Dopo le catastrofiche inondazioni dei giorni scorsi in Ciad, il governo ha dichiarato lo “Stato d’emergenza” per fare fronte alle richieste di intervento che arrivano da oltre un milione di persone rimaste senza casa.
Le alluvioni anomale hanno colpito 636 località nel centro e nel sud del Paese, abbattendosi per giorni e giorni su villaggi e città di 18 delle 23 province.
La situazione «si fa sempre più preoccupante», ha dichiarato il presidente Mahamat Débyde nell’annunciare la misura.
Ma nonostante lo stato d’allerta gli interventi governativi sono del tutto insufficienti e la gente ancora non è stata soccorsa e vive senza più un tetto.
Il rischio è anche che l’emergenza climatica possa servire come alibi per inasprire ulteriormente la repressione del dissenso, tramite la militarizzazione del Paese.
L’esercito è infatti necessario per l’emergenza clima ma diventa un’arma a doppio taglio.
Il popolo è ancora sotto choc per l’uccisione di 60 manifestanti che erano tra le migliaia di persone scese in piazza lo scorso 20 ottobre per dire no al protrarsi dell’incerta transizione politica.
«C’è molta confusione anche nella capitale N’Djamena, dove viviamo noi – ci ha spiegato al telefono suor Paola Neloumta, Provinciale delle missionarie di Santa Giovanna Antida Thouret – migliaia di persone hanno perduto la casa e fiumi d’acqua sono dappertutto. Praticamente si galleggia».
Non è stato facile raggiungerla telefonicamente perchè nei giorni scorsi il governo aveva oscurato la rete internet per via delle proteste represse nel sangue.
La gente in questo momento è doppiamente ferita: da una parte le alluvioni, dall’altra la paura della polizia che spara e che reprime ogni segno di dissenso.

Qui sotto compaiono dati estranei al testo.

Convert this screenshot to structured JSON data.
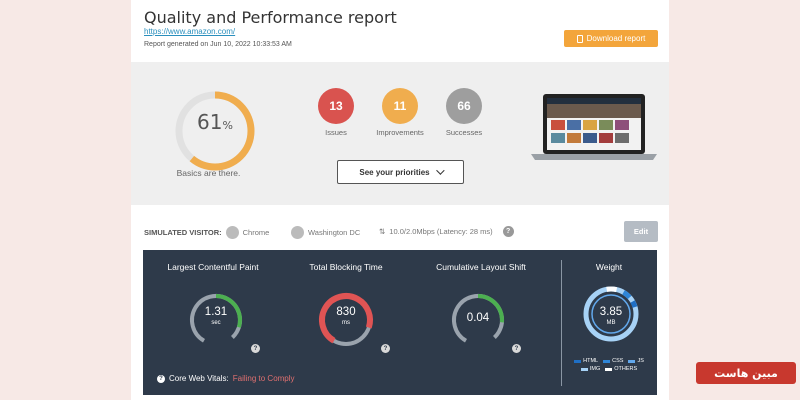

«Quel che è certo è che per gli alluvionati non c’è ancora un vero piano di aiuti e soccorso governativo», conferma la missionaria.
Anche la casa delle missionarie è stata inondata d’acqua; le suore si sono ritirate al piano superiore dell’edificio, poichè tutta la parte inferiore è fuori uso.
«E’ vero che il governo è stato occupato dalle proteste di piazza ma adesso dovrebbe intervenire – dice suor Paola – è la prima volta che vediamo delle inondazioni simili e questa è la più grave di sempre».
«La situazione a livello politico è tesa e drammatica – dice ancora la missionaria – il governo aveva vietato le manifestazioni: erano programmate ma le ha vietate. Le persone sono scese in strada malgrado i divieti. E ora continuano a morire anche in prigione.
La repressione è stata molto violenta e ha alimentato la collera della gente: tutto quello che sappiamo è che l’Unione Africana ha condannato queste violenze e ufficialmente i morti sono 60 ma si dice che in realtà siano molti di più».
Da oltre un anno il Paese non ha stabilità politica e non riesce a far valere il diritto di transizione verso una democrazia parlamentare.
Ad aprile del 2021 l’allora presidente Idriss Déby, 68 anni, al potere da oltre 30 anni, è stato ucciso durante una operazione militare per arginare l’avanzata di gruppi ribelli.
Il figlio trentasettenne, Mahamat Déby, ha preso il suo posto e continua tuttora ad occupare la poltrona di Capo di Stato.
«Abbiamo l’impressione che il gruppo che ha preso il potere, col figlio di Déby, succeduto al padre, stia tamponando la situazione come può, ma non si sta attenendo alla Costituzione. Questa non è una monarchia ereditaria, è una Repubblica», ci aveva detto lo scorso anno suor Paola.
Ma a distanza di un anno la Costituzione non è stata rispettata ancora e il popolo sceso in strada e barbaramente represso dall’esercito, chiedeva esattamente questo: di far valere il diritto alla democrazia.